Il 7 febbraio è la Giornata nazionale contro il bullismo e il cyberbullismo, un’occasione per accendere i riflettori su un fenomeno che continua a colpire bambini e adolescenti, dentro e fuori dalla scuola.

Alla vigilia della Giornata, l’Ufficio del Parlamento europeo in Italia ha promosso stamane un evento di sensibilizzazione rivolto alle scuole, con l’obiettivo di diffondere il rispetto per la diversità e la cultura della gentilezza tra i giovani.

“Bullismo e cyberbullismo sono sfide cruciali della nostra epoca”, ha affermato Pina Picierno, vicepresidente del Parlamento europeo, intervenuta all’evento con video messaggio da Bruxelles. “È nostro dovere agire come istituzioni e cittadini e l’Unione europea è in prima linea”.

Durante il corso della mattinata è stato proiettato il documentario “Be Kind- Un viaggio gentile all’interno della diversità”. Diretta da Sabrina Paravicini, attrice e regista, e da suo figlio Nino Monteleone, nello spettro autistico, la pellicola, nasce dal desiderio di Paravicini di offrire a suo figlio Nino un’esperienza di autonomia. Si racconta il viaggio del giovane regista attraverso la diversità, intesa non come differenza, ma come risorsa e valore aggiunto, alla scoperta di sé e degli altri.

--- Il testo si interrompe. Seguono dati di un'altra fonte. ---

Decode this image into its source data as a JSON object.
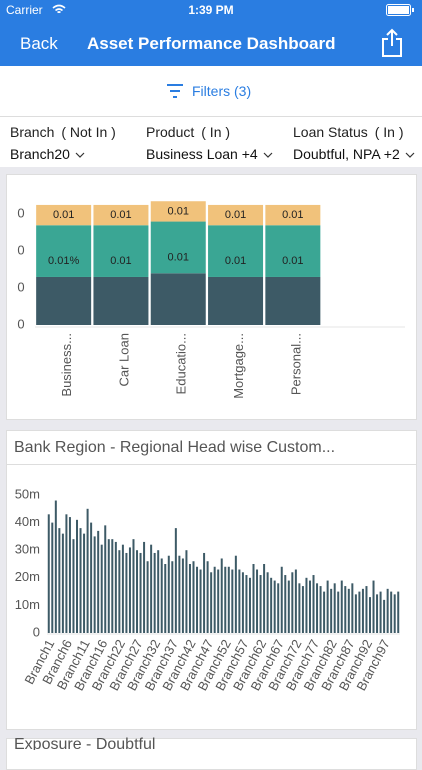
{
  "status_bar": {
    "carrier": "Carrier",
    "time": "1:39 PM"
  },
  "nav_bar": {
    "back": "Back",
    "title": "Asset Performance Dashboard"
  },
  "filters_bar": {
    "label": "Filters (3)"
  },
  "filters": [
    {
      "label": "Branch",
      "qualifier": "( Not In )",
      "value": "Branch20"
    },
    {
      "label": "Product",
      "qualifier": "( In )",
      "value": "Business Loan +4"
    },
    {
      "label": "Loan Status",
      "qualifier": "( In )",
      "value": "Doubtful, NPA +2"
    }
  ],
  "chart_data": [
    {
      "type": "stacked_bar",
      "categories": [
        "Business...",
        "Car Loan",
        "Educatio...",
        "Mortgage...",
        "Personal..."
      ],
      "ylim": [
        0,
        0.036
      ],
      "yticks": [
        {
          "value": 0,
          "label": "0"
        },
        {
          "value": 0.01,
          "label": "0"
        },
        {
          "value": 0.02,
          "label": "0"
        },
        {
          "value": 0.03,
          "label": "0"
        }
      ],
      "grid": false,
      "series": [
        {
          "color": "#3d5a66",
          "values": [
            0.013,
            0.013,
            0.014,
            0.013,
            0.013
          ]
        },
        {
          "color": "#3aa694",
          "values": [
            0.014,
            0.014,
            0.014,
            0.014,
            0.014
          ],
          "value_labels": [
            "0.01%",
            "0.01",
            "0.01",
            "0.01",
            "0.01"
          ]
        },
        {
          "color": "#f1c27b",
          "values": [
            0.0055,
            0.0055,
            0.0055,
            0.0055,
            0.0055
          ],
          "value_labels": [
            "0.01",
            "0.01",
            "0.01",
            "0.01",
            "0.01"
          ]
        }
      ]
    },
    {
      "type": "bar",
      "title": "Bank Region - Regional Head wise Custom...",
      "color": "#3d5a66",
      "ylim": [
        0,
        50000000
      ],
      "yticks": [
        {
          "value": 0,
          "label": "0"
        },
        {
          "value": 10000000,
          "label": "10m"
        },
        {
          "value": 20000000,
          "label": "20m"
        },
        {
          "value": 30000000,
          "label": "30m"
        },
        {
          "value": 40000000,
          "label": "40m"
        },
        {
          "value": 50000000,
          "label": "50m"
        }
      ],
      "grid": false,
      "categories": [
        "Branch1",
        null,
        null,
        null,
        null,
        "Branch6",
        null,
        null,
        null,
        null,
        "Branch11",
        null,
        null,
        null,
        null,
        "Branch16",
        null,
        null,
        null,
        null,
        "Branch22",
        null,
        null,
        null,
        null,
        "Branch27",
        null,
        null,
        null,
        null,
        "Branch32",
        null,
        null,
        null,
        null,
        "Branch37",
        null,
        null,
        null,
        null,
        "Branch42",
        null,
        null,
        null,
        null,
        "Branch47",
        null,
        null,
        null,
        null,
        "Branch52",
        null,
        null,
        null,
        null,
        "Branch57",
        null,
        null,
        null,
        null,
        "Branch62",
        null,
        null,
        null,
        null,
        "Branch67",
        null,
        null,
        null,
        null,
        "Branch72",
        null,
        null,
        null,
        null,
        "Branch77",
        null,
        null,
        null,
        null,
        "Branch82",
        null,
        null,
        null,
        null,
        "Branch87",
        null,
        null,
        null,
        null,
        "Branch92",
        null,
        null,
        null,
        null,
        "Branch97",
        null,
        null,
        null,
        null
      ],
      "values": [
        43000000,
        40000000,
        48000000,
        38000000,
        36000000,
        43000000,
        42000000,
        34000000,
        41000000,
        38000000,
        36000000,
        45000000,
        40000000,
        35000000,
        37000000,
        32000000,
        39000000,
        34000000,
        34000000,
        33000000,
        30000000,
        32000000,
        29000000,
        31000000,
        34000000,
        30000000,
        29000000,
        33000000,
        26000000,
        32000000,
        29000000,
        30000000,
        27000000,
        25000000,
        28000000,
        26000000,
        38000000,
        28000000,
        27000000,
        30000000,
        25000000,
        26000000,
        24000000,
        23000000,
        29000000,
        26000000,
        22000000,
        24000000,
        23000000,
        27000000,
        24000000,
        24000000,
        23000000,
        28000000,
        23000000,
        22000000,
        21000000,
        20000000,
        25000000,
        23000000,
        21000000,
        25000000,
        22000000,
        20000000,
        19000000,
        18000000,
        24000000,
        21000000,
        19000000,
        22000000,
        23000000,
        18000000,
        17000000,
        20000000,
        19000000,
        21000000,
        18000000,
        17000000,
        15000000,
        19000000,
        16000000,
        18000000,
        15000000,
        19000000,
        17000000,
        16000000,
        18000000,
        14000000,
        15000000,
        16000000,
        17000000,
        13000000,
        19000000,
        14000000,
        15000000,
        12000000,
        16000000,
        15000000,
        14000000,
        15000000
      ]
    },
    {
      "type": "bar",
      "title": "Exposure - Doubtful"
    }
  ]
}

Bullismo e cyberbullismo, dati che preoccupano

Il bullismo e il cyberbullismo sono caratterizzati da manifestazioni violente e intenzionali, di tipo verbale, fisico, sociale, ripetute nel tempo da parte di un singolo o da più persone, anche online (cyberbullismo).

Esiste uno squilibrio di potere tra chi aggredisce, per ferire e umiliare, e chi subisce e non riesce a difendersi.

Si tratta di fenomeni che esprimono scarsa tolleranza e non accettazione verso chi è ritenuto diverso per etnia, per religione, per caratteristiche psicofisiche, per genere, per identità di genere, per orientamento sessuale e per particolari realtà familiari.

Secondo i dati della Sorveglianza HBSC Italia, il 18,9% degli 11enni maschi e il 19,8% delle femmine sono vittime di bullismo; percentuali che scendono con l’età ma restano preoccupanti tra i 15enni, con il 9,9% dei ragazzi e il 9,2% delle ragazze coinvolti.

Per il cyberbullismo, i numeri sono altrettanto allarmanti: tra gli 11enni, il 17,2% dei maschi e il 21,1% delle femmine ha subito episodi di violenza online.

Dati che mostrano un problema diffuso, che richiede un impegno concreto da parte di istituzioni, scuole e società civile per promuovere una cultura del rispetto e dell’inclusione.